BofA to Tighten Mortgage Standards

Stock quotes in this article: BAC , CFC , FNM , FRE , JPM , WM , C , WFC  

Bank of America(BAC Quote) on Tuesday said it would tighten its mortgage lending standards after it completes its merger with Countrywide Financial(CFC Quote) later this year.

The Charlotte, N.C.-based bank, which on Monday reported $1.9 billion in writedowns related to the U.S. mortgage market, said it would discontinue some nontraditional mortgages such as option-adjustable rate mortgages and "significantly curtail" others, including some low-documentation, Alt-A loans. BofA already does not originate subprime loans.

Other loans, such as those conforming to government-sponsored entities Fannie Mae(FNM Quote) and Freddie Mac(FRE Quote), and fixed-period ARMs that provide low initial rates but fixed payments and protections against steep payment increases, will continue to be offered.

"We recognize this tightening, by definition, restricts the availability of credit to some borrowers," BofA's Global Consumer Credit Executive Bruce Hammonds said in a company statement. "However, this will help ensure that those who get loans can afford to repay them."

BofA also plans to introduce new protections for borrowers after closing the Countrywide deal, including limits on prepayment penalties and provisions to make nontraditional loans such as interest-only and hybrid ARMs, affordable in the long term.

The changes come as BofA and Countrywide work with the federal government and other lenders to mitigate the impact of rising foreclosures on the U.S. economy.

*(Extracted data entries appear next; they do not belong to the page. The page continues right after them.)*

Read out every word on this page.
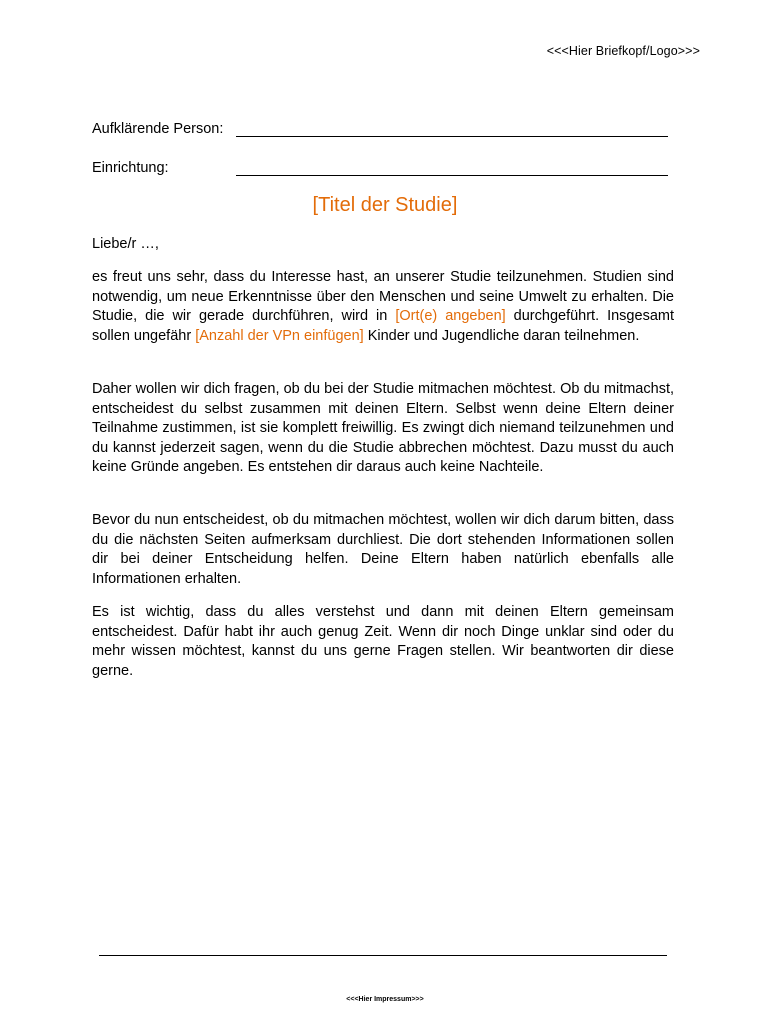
<<<Hier Briefkopf/Logo>>>
Aufklärende Person:
Einrichtung:
[Titel der Studie]
Liebe/r …,
es freut uns sehr, dass du Interesse hast, an unserer Studie teilzunehmen. Studien sind notwendig, um neue Erkenntnisse über den Menschen und seine Umwelt zu erhalten. Die Studie, die wir gerade durchführen, wird in [Ort(e) angeben] durchgeführt. Insgesamt sollen ungefähr [Anzahl der VPn einfügen] Kinder und Jugendliche daran teilnehmen.
Daher wollen wir dich fragen, ob du bei der Studie mitmachen möchtest. Ob du mitmachst, entscheidest du selbst zusammen mit deinen Eltern. Selbst wenn deine Eltern deiner Teilnahme zustimmen, ist sie komplett freiwillig. Es zwingt dich niemand teilzunehmen und du kannst jederzeit sagen, wenn du die Studie abbrechen möchtest. Dazu musst du auch keine Gründe angeben. Es entstehen dir daraus auch keine Nachteile.
Bevor du nun entscheidest, ob du mitmachen möchtest, wollen wir dich darum bitten, dass du die nächsten Seiten aufmerksam durchliest. Die dort stehenden Informationen sollen dir bei deiner Entscheidung helfen. Deine Eltern haben natürlich ebenfalls alle Informationen erhalten.
Es ist wichtig, dass du alles verstehst und dann mit deinen Eltern gemeinsam entscheidest. Dafür habt ihr auch genug Zeit. Wenn dir noch Dinge unklar sind oder du mehr wissen möchtest, kannst du uns gerne Fragen stellen. Wir beantworten dir diese gerne.
<<<Hier Impressum>>>
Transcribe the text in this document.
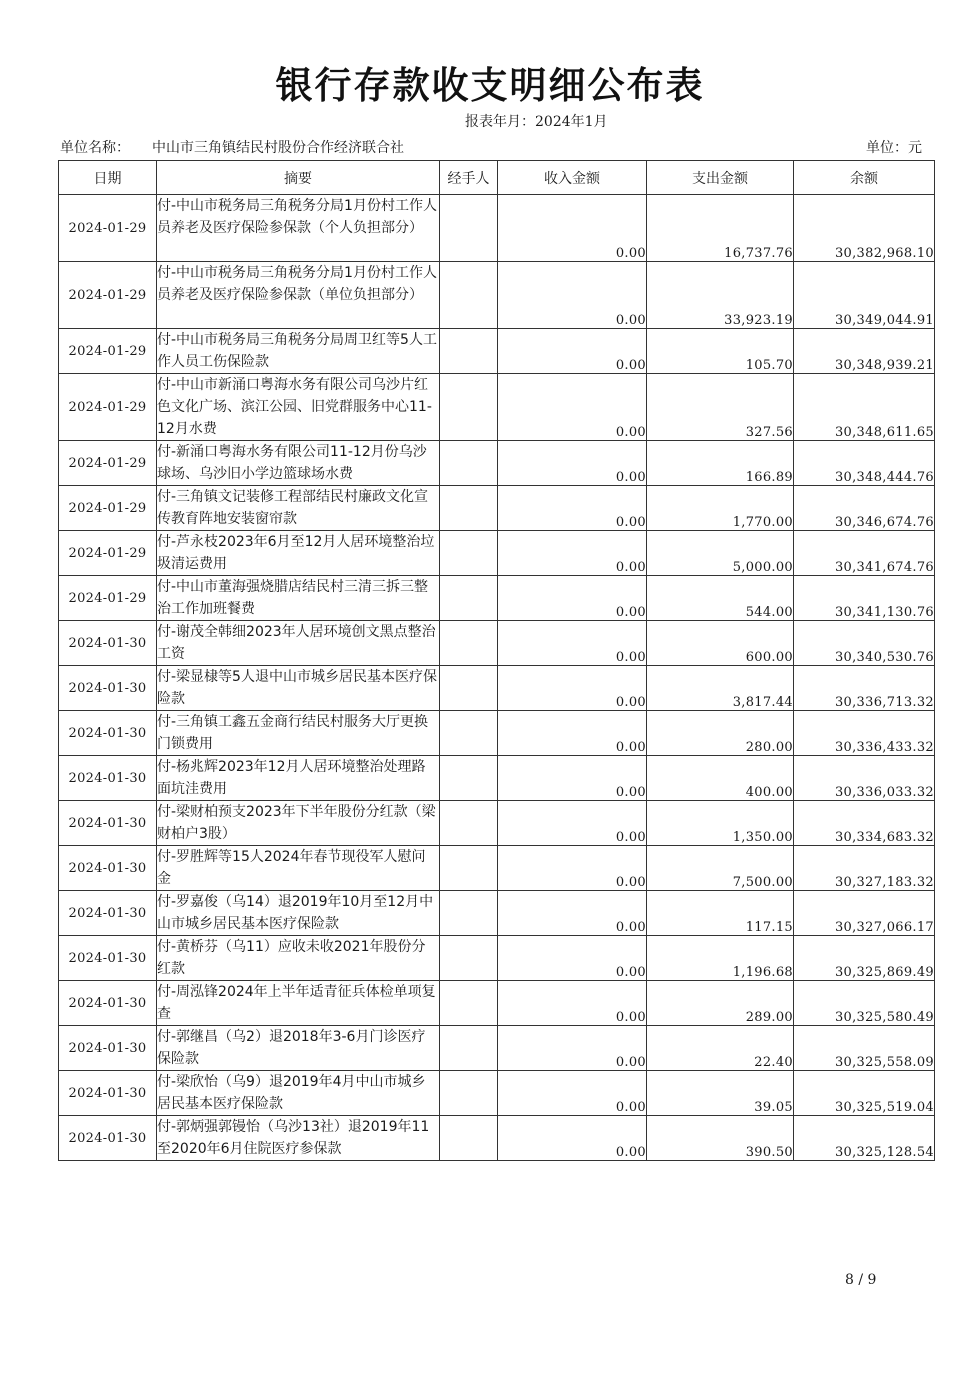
银行存款收支明细公布表
报表年月：2024年1月
单位名称： 中山市三角镇结民村股份合作经济联合社	单位：元
日期	摘要	经手人	收入金额	支出金额	余额
2024-01-29	付-中山市税务局三角税务分局1月份村工作人员养老及医疗保险参保款（个人负担部分）		0.00	16,737.76	30,382,968.10
2024-01-29	付-中山市税务局三角税务分局1月份村工作人员养老及医疗保险参保款（单位负担部分）		0.00	33,923.19	30,349,044.91
2024-01-29	付-中山市税务局三角税务分局周卫红等5人工作人员工伤保险款		0.00	105.70	30,348,939.21
2024-01-29	付-中山市新涌口粤海水务有限公司乌沙片红色文化广场、滨江公园、旧党群服务中心11-12月水费		0.00	327.56	30,348,611.65
2024-01-29	付-新涌口粤海水务有限公司11-12月份乌沙球场、乌沙旧小学边篮球场水费		0.00	166.89	30,348,444.76
2024-01-29	付-三角镇文记装修工程部结民村廉政文化宣传教育阵地安装窗帘款		0.00	1,770.00	30,346,674.76
2024-01-29	付-芦永枝2023年6月至12月人居环境整治垃圾清运费用		0.00	5,000.00	30,341,674.76
2024-01-29	付-中山市董海强烧腊店结民村三清三拆三整治工作加班餐费		0.00	544.00	30,341,130.76
2024-01-30	付-谢茂全韩细2023年人居环境创文黑点整治工资		0.00	600.00	30,340,530.76
2024-01-30	付-梁显棣等5人退中山市城乡居民基本医疗保险款		0.00	3,817.44	30,336,713.32
2024-01-30	付-三角镇工鑫五金商行结民村服务大厅更换门锁费用		0.00	280.00	30,336,433.32
2024-01-30	付-杨兆辉2023年12月人居环境整治处理路面坑洼费用		0.00	400.00	30,336,033.32
2024-01-30	付-梁财柏预支2023年下半年股份分红款（梁财柏户3股）		0.00	1,350.00	30,334,683.32
2024-01-30	付-罗胜辉等15人2024年春节现役军人慰问金		0.00	7,500.00	30,327,183.32
2024-01-30	付-罗嘉俊（乌14）退2019年10月至12月中山市城乡居民基本医疗保险款		0.00	117.15	30,327,066.17
2024-01-30	付-黄桥芬（乌11）应收未收2021年股份分红款		0.00	1,196.68	30,325,869.49
2024-01-30	付-周泓锋2024年上半年适青征兵体检单项复查		0.00	289.00	30,325,580.49
2024-01-30	付-郭继昌（乌2）退2018年3-6月门诊医疗保险款		0.00	22.40	30,325,558.09
2024-01-30	付-梁欣怡（乌9）退2019年4月中山市城乡居民基本医疗保险款		0.00	39.05	30,325,519.04
2024-01-30	付-郭炳强郭镘怡（乌沙13社）退2019年11至2020年6月住院医疗参保款		0.00	390.50	30,325,128.54
8 / 9
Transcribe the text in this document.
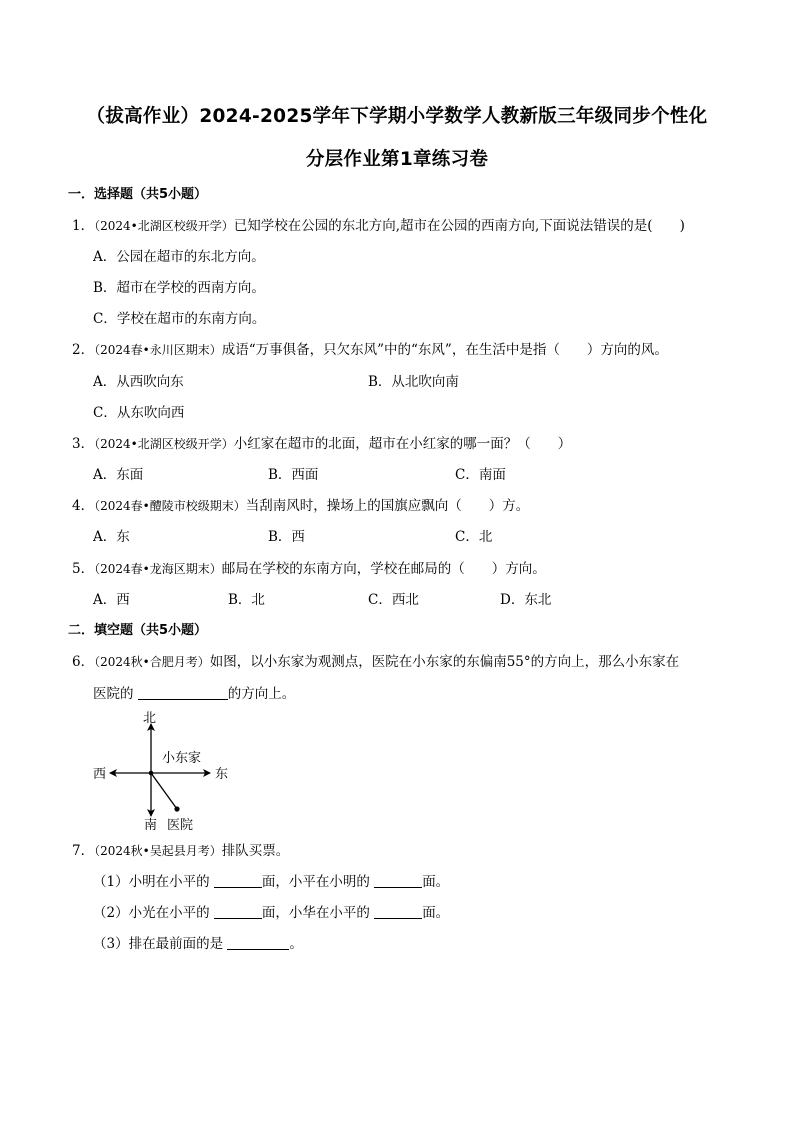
（拔高作业）2024-2025学年下学期小学数学人教新版三年级同步个性化
分层作业第1章练习卷
一．选择题（共5小题）
1．（2024•北湖区校级开学）已知学校在公园的东北方向,超市在公园的西南方向,下面说法错误的是(　　)
A．公园在超市的东北方向。
B．超市在学校的西南方向。
C．学校在超市的东南方向。
2．（2024春•永川区期末）成语“万事俱备，只欠东风”中的“东风”，在生活中是指（　　）方向的风。
A．从西吹向东	B．从北吹向南
C．从东吹向西
3．（2024•北湖区校级开学）小红家在超市的北面，超市在小红家的哪一面？（　　）
A．东面	B．西面	C．南面
4．（2024春•醴陵市校级期末）当刮南风时，操场上的国旗应飘向（　　）方。
A．东	B．西	C．北
5．（2024春•龙海区期末）邮局在学校的东南方向，学校在邮局的（　　）方向。
A．西	B．北	C．西北	D．东北
二．填空题（共5小题）
6．（2024秋•合肥月考）如图，以小东家为观测点，医院在小东家的东偏南55°的方向上，那么小东家在
医院的	的方向上。
北
南
西	东
小东家
医院
7．（2024秋•吴起县月考）排队买票。
（1）小明在小平的	面，小平在小明的	面。
（2）小光在小平的	面，小华在小平的	面。
（3）排在最前面的是	。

To that end, Bank of America Charitable Foundation and Countrywide also said on Tuesday they plan to provide $35 million in grants and low-cost loans to aid local and national nonprofits prevent foreclosures and to purchase vacant lots to help stabilize neighborhoods.

Through Project Lifeline, organized by the Treasury Department, BofA, Countrywide, Citigroup(C Quote), JPMorgan Chase(JPM Quote), Wells Fargo(WFC Quote) and Washington Mutual(WM Quote), the lenders said they would reach out to homeowners more than 90 days delinquent on their mortgages to work out solutions.